Author: Dolores Fairman
Publisher: Quicksilva
Machine: Spectrum 48K

 
Published in Personal Computer News #024

A Deadly Dimension

Well, I never did agree with those scenarios included in games packaging that cast one as a sleazy spaced out Marlowe-cum hired gun. It doesn't fire my imagination or encourage me to play. Otherwise Xadom is an attractive mix of 3D (well almost) arcade maze and the traditional room adventure.

Objectives

The game starts in the briefing room where you can assume any name and must surrender your weapons. The Empire which commands you to find the 'Artifact' (their secret ultra-device) isn't too innovative. You must search through 20 rooms with a variety of aliens, objects and traps to encounter.

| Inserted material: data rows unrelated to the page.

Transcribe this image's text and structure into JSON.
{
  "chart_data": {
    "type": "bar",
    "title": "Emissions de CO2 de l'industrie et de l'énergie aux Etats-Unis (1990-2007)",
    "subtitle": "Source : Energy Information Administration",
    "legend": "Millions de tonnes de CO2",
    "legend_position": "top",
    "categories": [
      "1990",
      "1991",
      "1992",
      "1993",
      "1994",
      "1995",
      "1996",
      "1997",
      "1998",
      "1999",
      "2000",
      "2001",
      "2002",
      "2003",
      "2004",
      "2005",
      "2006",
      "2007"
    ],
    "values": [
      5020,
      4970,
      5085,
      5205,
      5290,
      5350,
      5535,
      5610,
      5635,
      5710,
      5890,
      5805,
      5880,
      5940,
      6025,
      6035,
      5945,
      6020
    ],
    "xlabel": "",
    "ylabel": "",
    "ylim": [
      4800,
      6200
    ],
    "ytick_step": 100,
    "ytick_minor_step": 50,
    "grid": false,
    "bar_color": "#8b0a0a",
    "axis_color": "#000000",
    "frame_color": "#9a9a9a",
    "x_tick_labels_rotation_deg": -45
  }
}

The game provides lists of aliens and their relevant anti-objects, but it pays to sprint for the nearest door rather than to stay and battle it out. Incidentally, it also gives you one of those cards to place over the controlling keys of the Spectrum, even if you do have to trim a bit off the lower edge to fit it.

Xadom

Once in room 20, you'll find a teleport, which if, artifact in hand, you enter you'll be treated to a neat little graphics display and a promotion.

In Play

'U' (as the game likes to put it) are standing on a perspectival grid with a number of obstacles in front of you and three doors at the top left, centre and right. As you go through the rooms numbers appear on the tops of the doors, indicating the rooms that you've been through before.

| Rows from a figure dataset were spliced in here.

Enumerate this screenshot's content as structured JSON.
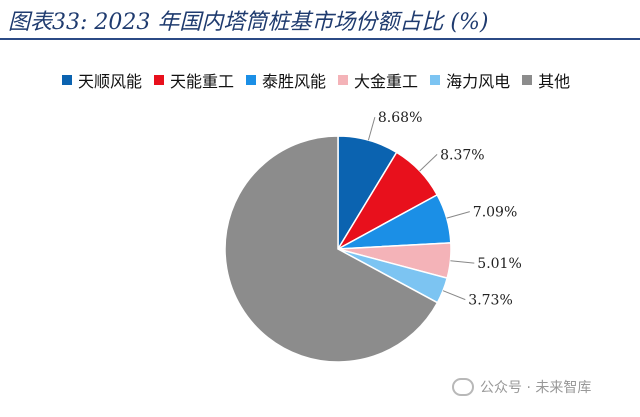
{
  "title": "图表33:  2023 年国内塔筒桩基市场份额占比 (%)",
  "chart_data": {
    "type": "pie",
    "title": "图表33:  2023 年国内塔筒桩基市场份额占比 (%)",
    "start_angle_deg": 0,
    "direction": "clockwise",
    "slices": [
      {
        "name": "天顺风能",
        "value": 8.68,
        "label": "8.68%",
        "color": "#0b63b0"
      },
      {
        "name": "天能重工",
        "value": 8.37,
        "label": "8.37%",
        "color": "#e8101c"
      },
      {
        "name": "泰胜风能",
        "value": 7.09,
        "label": "7.09%",
        "color": "#1b8fe6"
      },
      {
        "name": "大金重工",
        "value": 5.01,
        "label": "5.01%",
        "color": "#f4b3b8"
      },
      {
        "name": "海力风电",
        "value": 3.73,
        "label": "3.73%",
        "color": "#7cc4f2"
      },
      {
        "name": "其他",
        "value": 67.12,
        "label": "",
        "color": "#8c8c8c"
      }
    ]
  },
  "watermark": {
    "text": "公众号 · 未来智库"
  }
}
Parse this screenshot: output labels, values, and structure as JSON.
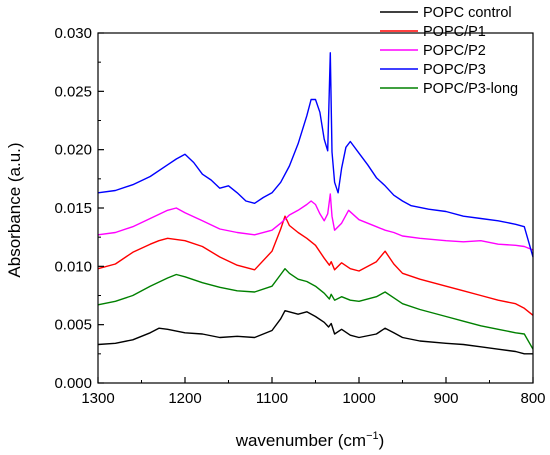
{
  "chart_data": {
    "type": "line",
    "title": "",
    "xlabel": "wavenumber (cm",
    "xlabel_sup": "−1",
    "xlabel_suffix": ")",
    "ylabel": "Absorbance (a.u.)",
    "xlim": [
      1300,
      800
    ],
    "ylim": [
      0.0,
      0.03
    ],
    "x_reversed": true,
    "xticks": [
      1300,
      1200,
      1100,
      1000,
      900,
      800
    ],
    "xtick_labels": [
      "1300",
      "1200",
      "1100",
      "1000",
      "900",
      "800"
    ],
    "yticks": [
      0,
      0.005,
      0.01,
      0.015,
      0.02,
      0.025,
      0.03
    ],
    "ytick_labels": [
      "0.000",
      "0.005",
      "0.010",
      "0.015",
      "0.020",
      "0.025",
      "0.030"
    ],
    "grid": false,
    "legend_position": "top-right",
    "series": [
      {
        "name": "POPC control",
        "color": "#000000",
        "x": [
          1300,
          1280,
          1260,
          1240,
          1230,
          1220,
          1200,
          1180,
          1160,
          1140,
          1120,
          1100,
          1090,
          1085,
          1070,
          1060,
          1050,
          1040,
          1035,
          1032,
          1028,
          1020,
          1010,
          1000,
          980,
          970,
          960,
          950,
          930,
          900,
          880,
          860,
          840,
          820,
          810,
          800
        ],
        "y": [
          0.0033,
          0.0034,
          0.0037,
          0.0043,
          0.0047,
          0.0046,
          0.0043,
          0.0042,
          0.0039,
          0.004,
          0.0039,
          0.0045,
          0.0055,
          0.0062,
          0.0059,
          0.0061,
          0.0057,
          0.0052,
          0.0048,
          0.0051,
          0.0042,
          0.0046,
          0.0041,
          0.0039,
          0.0042,
          0.0047,
          0.0043,
          0.0039,
          0.0036,
          0.0034,
          0.0033,
          0.0031,
          0.0029,
          0.0027,
          0.0025,
          0.0025
        ]
      },
      {
        "name": "POPC/P1",
        "color": "#ff0000",
        "x": [
          1300,
          1280,
          1260,
          1240,
          1230,
          1220,
          1200,
          1180,
          1160,
          1140,
          1120,
          1100,
          1090,
          1085,
          1080,
          1070,
          1060,
          1050,
          1040,
          1034,
          1032,
          1028,
          1020,
          1010,
          1000,
          980,
          970,
          960,
          950,
          930,
          900,
          880,
          860,
          840,
          820,
          810,
          800
        ],
        "y": [
          0.0098,
          0.0102,
          0.0112,
          0.0119,
          0.0122,
          0.0124,
          0.0122,
          0.0117,
          0.0108,
          0.0101,
          0.0097,
          0.0113,
          0.0132,
          0.0143,
          0.0135,
          0.0129,
          0.0124,
          0.0118,
          0.0107,
          0.0101,
          0.0104,
          0.0097,
          0.0103,
          0.0098,
          0.0096,
          0.0104,
          0.0113,
          0.0102,
          0.0094,
          0.0089,
          0.0083,
          0.0079,
          0.0075,
          0.0071,
          0.0068,
          0.0064,
          0.0058
        ]
      },
      {
        "name": "POPC/P2",
        "color": "#ff00ff",
        "x": [
          1300,
          1280,
          1260,
          1240,
          1220,
          1210,
          1200,
          1180,
          1160,
          1140,
          1120,
          1100,
          1090,
          1080,
          1070,
          1060,
          1055,
          1050,
          1045,
          1040,
          1036,
          1033,
          1031,
          1028,
          1020,
          1012,
          1000,
          980,
          970,
          960,
          950,
          930,
          900,
          880,
          860,
          840,
          820,
          810,
          800
        ],
        "y": [
          0.0127,
          0.0129,
          0.0134,
          0.0141,
          0.0148,
          0.015,
          0.0146,
          0.0139,
          0.0132,
          0.0129,
          0.0127,
          0.0131,
          0.0137,
          0.0144,
          0.0148,
          0.0153,
          0.0156,
          0.0153,
          0.0145,
          0.0139,
          0.0145,
          0.0162,
          0.0143,
          0.0131,
          0.0137,
          0.0148,
          0.014,
          0.0134,
          0.0131,
          0.0129,
          0.0126,
          0.0124,
          0.0122,
          0.0121,
          0.0122,
          0.0119,
          0.0118,
          0.0117,
          0.0114
        ]
      },
      {
        "name": "POPC/P3",
        "color": "#0000ff",
        "x": [
          1300,
          1280,
          1260,
          1240,
          1220,
          1210,
          1200,
          1190,
          1180,
          1170,
          1160,
          1150,
          1140,
          1130,
          1120,
          1110,
          1100,
          1090,
          1080,
          1070,
          1060,
          1055,
          1050,
          1045,
          1040,
          1036,
          1033,
          1031,
          1028,
          1024,
          1020,
          1015,
          1010,
          1000,
          990,
          980,
          970,
          960,
          950,
          940,
          920,
          900,
          880,
          860,
          840,
          820,
          810,
          800
        ],
        "y": [
          0.0163,
          0.0165,
          0.017,
          0.0177,
          0.0187,
          0.0192,
          0.0196,
          0.0189,
          0.0179,
          0.0174,
          0.0167,
          0.0169,
          0.0163,
          0.0156,
          0.0154,
          0.0159,
          0.0163,
          0.0172,
          0.0186,
          0.0205,
          0.0229,
          0.0243,
          0.0243,
          0.0232,
          0.0209,
          0.0199,
          0.0283,
          0.0198,
          0.0172,
          0.0163,
          0.0184,
          0.0202,
          0.0207,
          0.0197,
          0.0187,
          0.0176,
          0.0169,
          0.0161,
          0.0156,
          0.0152,
          0.0149,
          0.0147,
          0.0143,
          0.0141,
          0.0139,
          0.0136,
          0.0134,
          0.0108
        ]
      },
      {
        "name": "POPC/P3-long",
        "color": "#008000",
        "x": [
          1300,
          1280,
          1260,
          1240,
          1220,
          1210,
          1200,
          1180,
          1160,
          1140,
          1120,
          1100,
          1090,
          1085,
          1080,
          1070,
          1060,
          1050,
          1040,
          1034,
          1032,
          1028,
          1020,
          1010,
          1000,
          980,
          970,
          960,
          950,
          930,
          900,
          880,
          860,
          840,
          820,
          810,
          800
        ],
        "y": [
          0.0067,
          0.007,
          0.0075,
          0.0083,
          0.009,
          0.0093,
          0.0091,
          0.0086,
          0.0082,
          0.0079,
          0.0078,
          0.0083,
          0.0093,
          0.0098,
          0.0094,
          0.0089,
          0.0087,
          0.0083,
          0.0077,
          0.0072,
          0.0076,
          0.0071,
          0.0074,
          0.0071,
          0.007,
          0.0074,
          0.0078,
          0.0073,
          0.0068,
          0.0063,
          0.0057,
          0.0053,
          0.0049,
          0.0046,
          0.0043,
          0.0042,
          0.0029
        ]
      }
    ]
  }
}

Dotted along your way are traps that form mazes. You can go through some but they drain power; others are total barriers. Pick up the flashing objects and you can conquer them and the truly nasty aliens that lurk in every other room. You don't have much time to think. Once a Wattdog or a Vampbat has you the others join in, and it's like being eaten by several man-sized insects... you wander about blindly, a mass of writhing pixels, and it takes such a long time to die!

Verdict

This is a good, if slightly predictable, cross between Space Invaders, Pac-man and... well, whatever game that is typified by the line, "You are in a maze of twisty little passages, all alike". I wouldn't call it 3D, since it would appear to be two dimensions once the grid is removed.

It's not hard to get through skill level 1, and the pace doesn't really increase with levels 2 and 3, just the number of rooms and nasties. I think Xadom is pretty good value from all aspects, except it's a touch slow and repetitive.